11.4 Wijzigingsbevoegdheid

Het bevoegd gezag kan het plan wijzigen in die zin dat de dubbelbestemming 'Waarde-archeologie 3' geheel of gedeeltelijk kan worden geschrapt indien:

  • a. uit nader onderzoek is gebleken dat ter plaatse geen archeologische waarden aanwezig zijn;
  • b. het niet meer noodzakelijk wordt geacht dat het bestemmingsplan voorziet in bescherming van deze waarden.
11.5 Uitzonderingen

Het bepaalde in de artikelen 11.2 en 11.3 is niet van toepassing op:

  • a. bodemverstorende werken, niet zijnde bouwwerken, die het normale onderhoud betreffen;
  • b. bodemverstorende bouwwerken en bodemverstorende werken, niet zijnde bouwwerken, die al in uitvoering zijn genomen ten tijde van het van kracht worden van het plan.

Artikel 12 Dubbelbestemming Waarde - archeologie 7

12.1 Bestemmingsomschrijving
  • a. De gronden aangewezen voor 'Waarde-archeologie 7' zijn naast de op de verbeelding aangegeven andere bestemming tevens bestemd voor doeleinden ter bescherming en veiligstelling van de archeologische waarden 7 (lage archeologische verwachting).
  • b. De bestemming 'Waarde-archeologie 7" is primair ten opzichte van de andere aan deze gronden toegekende bestemmingen.
12.2 Bouwregels
  • a. De aanvrager van een omgevingsvergunning waarvan bodemverstorende bouwwerkzaamheden deel uitmaken, dient in geval de oppervlakte van het project meer dan 10.000 m2 betreft en de bouwwerkzaamheden dieper dan 0,50 meter onder maaiveld plaatsvinden, een archeologisch rapport te overleggen.
  • b. Aan de omgevingsvergunning als bedoeld onder a kunnen de volgende voorschriften worden verbonden:
  • 1. de verplichting tot het treffen van technische maatregelen waardoor archeologische waarden in de bodem worden behouden;
  • 2. de verplichting tot het doen van opgravingen;
  • 3. de verplichting de activiteit die tot bodemverstoring leidt, te laten begeleiden door een deskundige op het terrein van de archeologische monumentenzorg, die voldoet aan door het bevoegd gezag bij de vergunning te stellen kwalificaties.
12.3 Omgevingsvergunning
  • a. Het is verboden zonder of in afwijking van een vergunning van het bevoegd gezag (omgevingsvergunning) bodemverstorende werken, niet zijnde bouwwerken, en werkzaamheden, niet zijnde bouwwerkzaamheden, uit te voeren, in geval de oppervlakte van het project meer dan 10.000 m2 betreft en de werken of werkzaamheden dieper dan 0,50 meter onder maaiveld plaatsvinden.
  • b.

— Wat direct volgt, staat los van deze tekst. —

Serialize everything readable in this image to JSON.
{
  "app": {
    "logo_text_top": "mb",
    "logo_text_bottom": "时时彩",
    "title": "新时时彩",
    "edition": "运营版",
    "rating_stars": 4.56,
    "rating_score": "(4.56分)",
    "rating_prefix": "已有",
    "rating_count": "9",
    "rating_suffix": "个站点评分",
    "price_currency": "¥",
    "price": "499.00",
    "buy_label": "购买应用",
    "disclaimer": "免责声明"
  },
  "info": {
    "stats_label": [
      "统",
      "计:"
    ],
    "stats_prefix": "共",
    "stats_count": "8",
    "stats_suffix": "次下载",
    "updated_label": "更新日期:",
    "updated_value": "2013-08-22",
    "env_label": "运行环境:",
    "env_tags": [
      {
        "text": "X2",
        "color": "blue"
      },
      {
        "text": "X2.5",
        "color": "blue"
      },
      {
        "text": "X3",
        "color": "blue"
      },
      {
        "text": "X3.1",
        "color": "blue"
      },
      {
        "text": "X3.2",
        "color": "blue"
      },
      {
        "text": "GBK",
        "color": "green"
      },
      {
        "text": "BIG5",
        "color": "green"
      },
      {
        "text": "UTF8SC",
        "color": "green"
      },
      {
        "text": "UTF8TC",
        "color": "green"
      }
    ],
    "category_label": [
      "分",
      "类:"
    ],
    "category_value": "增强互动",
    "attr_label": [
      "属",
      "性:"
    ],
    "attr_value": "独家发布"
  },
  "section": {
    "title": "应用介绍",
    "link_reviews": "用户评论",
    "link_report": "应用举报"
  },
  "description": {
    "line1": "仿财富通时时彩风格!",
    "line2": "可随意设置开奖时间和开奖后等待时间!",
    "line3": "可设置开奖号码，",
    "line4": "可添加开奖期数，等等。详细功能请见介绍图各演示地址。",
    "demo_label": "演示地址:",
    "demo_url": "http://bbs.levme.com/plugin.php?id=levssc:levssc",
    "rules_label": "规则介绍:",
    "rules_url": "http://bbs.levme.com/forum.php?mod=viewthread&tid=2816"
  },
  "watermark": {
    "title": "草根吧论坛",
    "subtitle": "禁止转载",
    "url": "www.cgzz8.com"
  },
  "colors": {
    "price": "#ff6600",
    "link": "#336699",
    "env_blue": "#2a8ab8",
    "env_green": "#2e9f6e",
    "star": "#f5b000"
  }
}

De aanvrager om een omgevingsvergunning als bedoeld onder a dient een archeologisch rapport te overleggen.
  • c. Aan de omgevingsvergunning als bedoeld onder a kunnen de volgende voorschriften worden verbonden:
  • 1. de verplichting tot het treffen van technische maatregelen waardoor archeologische waarden in de bodem worden behouden;
  • 2. de verplichting tot het doen van opgravingen;
  • 3. de verplichting de activiteit die tot bodemverstoring leidt, te laten begeleiden door een deskundige op het terrein van de archeologische monumentenzorg, die voldoet aan door het bevoegd gezag bij de vergunning te stellen kwalificaties.
12.4 Wijzigingsbevoegdheid

Het bevoegd gezag kan het plan te wijzigen in die zin dat de dubbelbestemming 'Waarde-archeologie 7' geheel of gedeeltelijk kan worden geschrapt indien:

  • a. uit nader onderzoek is gebleken dat ter plaatse geen archeologische waarden aanwezig zijn;
  • b. het niet meer noodzakelijk wordt geacht dat het bestemmingsplan voorziet in bescherming van deze waarden.
12.5 Uitzonderingen

Het bepaalde in de artikelen 12.2 en 12.3 is niet van toepassing op:

  • a. bodemverstorende werken, niet zijnde bouwwerken, die het normale onderhoud betreffen;
  • b. bodemverstorende bouwwerken en bodemverstorende werken, niet zijnde bouwwerken, die al in uitvoering zijn genomen ten tijde van het van kracht worden van het plan.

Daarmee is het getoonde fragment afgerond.